Several review studies that summarized the findings of research on the relationship between parental and youth PA have been published. A recent review by Trost and Loprinzi [10] (2011) concluded that there was no consistent evidence of an association between parental and youth PA or, at best, such evidence was weak. Another recent review by Edwardson and Gorely [11] (2010) found no association between maternal self-reported PA and adolescents’ vigorous physical activity (VPA), but reported that paternal self-reported VPA was positively associated with the adolescents’ VPA.
A meta-analysis of various types of parental behavior conducted by Pugliese and Tinsley [12] (2007) indicated that parents’ own PA levels, referred to as “modeling behavior of parents”, exhibited the weakest relation in regards to youths’ PA among all the parental behaviors that were positively and significantly associated with youths’ PA. Gustafson and Rhodes [13] (2006) reported mixed evidence regarding the parental modeling of PA behavior on youth PA. Examining the relationship between parental modeling of PA and children’s PA, a review study by Ferreira et al. [14]. (2006) concluded that no relevant associations were found in those studies that did not separate mother’s PA from that of father’s, whereas among those studies that did so, father’s PA levels were reported to be positively and significantly related to children’s PA levels in 52% of the cases and mother’s PA levels were mostly found to be unrelated.
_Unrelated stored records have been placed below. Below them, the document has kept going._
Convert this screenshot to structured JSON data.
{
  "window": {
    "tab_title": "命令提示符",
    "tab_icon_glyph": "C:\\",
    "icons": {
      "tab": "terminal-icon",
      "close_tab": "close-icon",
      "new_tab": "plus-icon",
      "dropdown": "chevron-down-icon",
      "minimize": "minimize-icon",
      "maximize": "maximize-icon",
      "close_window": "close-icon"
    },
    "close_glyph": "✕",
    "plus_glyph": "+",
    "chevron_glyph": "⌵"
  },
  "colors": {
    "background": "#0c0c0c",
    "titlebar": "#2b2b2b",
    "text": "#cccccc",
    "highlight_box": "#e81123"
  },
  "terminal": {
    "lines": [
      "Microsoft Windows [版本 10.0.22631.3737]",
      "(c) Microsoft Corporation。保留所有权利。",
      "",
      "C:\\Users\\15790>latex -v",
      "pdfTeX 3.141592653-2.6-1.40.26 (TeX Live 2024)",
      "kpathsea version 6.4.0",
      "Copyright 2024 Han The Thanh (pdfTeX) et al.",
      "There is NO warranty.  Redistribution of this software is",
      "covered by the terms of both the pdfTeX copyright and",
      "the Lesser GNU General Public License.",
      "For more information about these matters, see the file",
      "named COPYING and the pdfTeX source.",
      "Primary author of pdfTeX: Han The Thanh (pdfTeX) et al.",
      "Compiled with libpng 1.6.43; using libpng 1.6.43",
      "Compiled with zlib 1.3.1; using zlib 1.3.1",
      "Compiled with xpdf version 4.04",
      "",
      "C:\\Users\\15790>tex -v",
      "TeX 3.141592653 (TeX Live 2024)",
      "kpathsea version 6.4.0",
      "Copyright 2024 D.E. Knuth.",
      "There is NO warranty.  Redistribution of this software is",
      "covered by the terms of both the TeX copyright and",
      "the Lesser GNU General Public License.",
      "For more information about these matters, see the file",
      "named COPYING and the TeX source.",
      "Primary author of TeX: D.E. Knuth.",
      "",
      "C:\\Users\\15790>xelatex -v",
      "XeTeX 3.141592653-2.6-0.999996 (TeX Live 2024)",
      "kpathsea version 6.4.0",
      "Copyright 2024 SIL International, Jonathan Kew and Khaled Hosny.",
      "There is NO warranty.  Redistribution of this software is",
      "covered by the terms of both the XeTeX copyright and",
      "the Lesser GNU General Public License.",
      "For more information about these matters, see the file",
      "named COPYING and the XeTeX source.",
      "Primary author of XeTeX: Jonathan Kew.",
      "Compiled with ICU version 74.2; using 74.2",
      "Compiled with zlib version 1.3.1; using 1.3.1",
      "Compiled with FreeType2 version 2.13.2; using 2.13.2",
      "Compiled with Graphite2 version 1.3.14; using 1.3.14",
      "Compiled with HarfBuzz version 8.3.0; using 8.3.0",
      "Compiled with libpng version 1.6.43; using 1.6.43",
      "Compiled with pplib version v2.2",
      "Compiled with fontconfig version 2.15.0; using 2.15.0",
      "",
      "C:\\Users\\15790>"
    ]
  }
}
As for adolescents, the same review study concluded that although modeling of PA from parents did not exhibit any significant associations, this lack of association was not necessarily conclusive in regards to father’s PA levels since father’s PA levels were observed in less than 60% of the cases. Sallis et al. [15]. (2000) reported that less than 40% of the studies covering the topic reported a significant relationship between parental and child activity.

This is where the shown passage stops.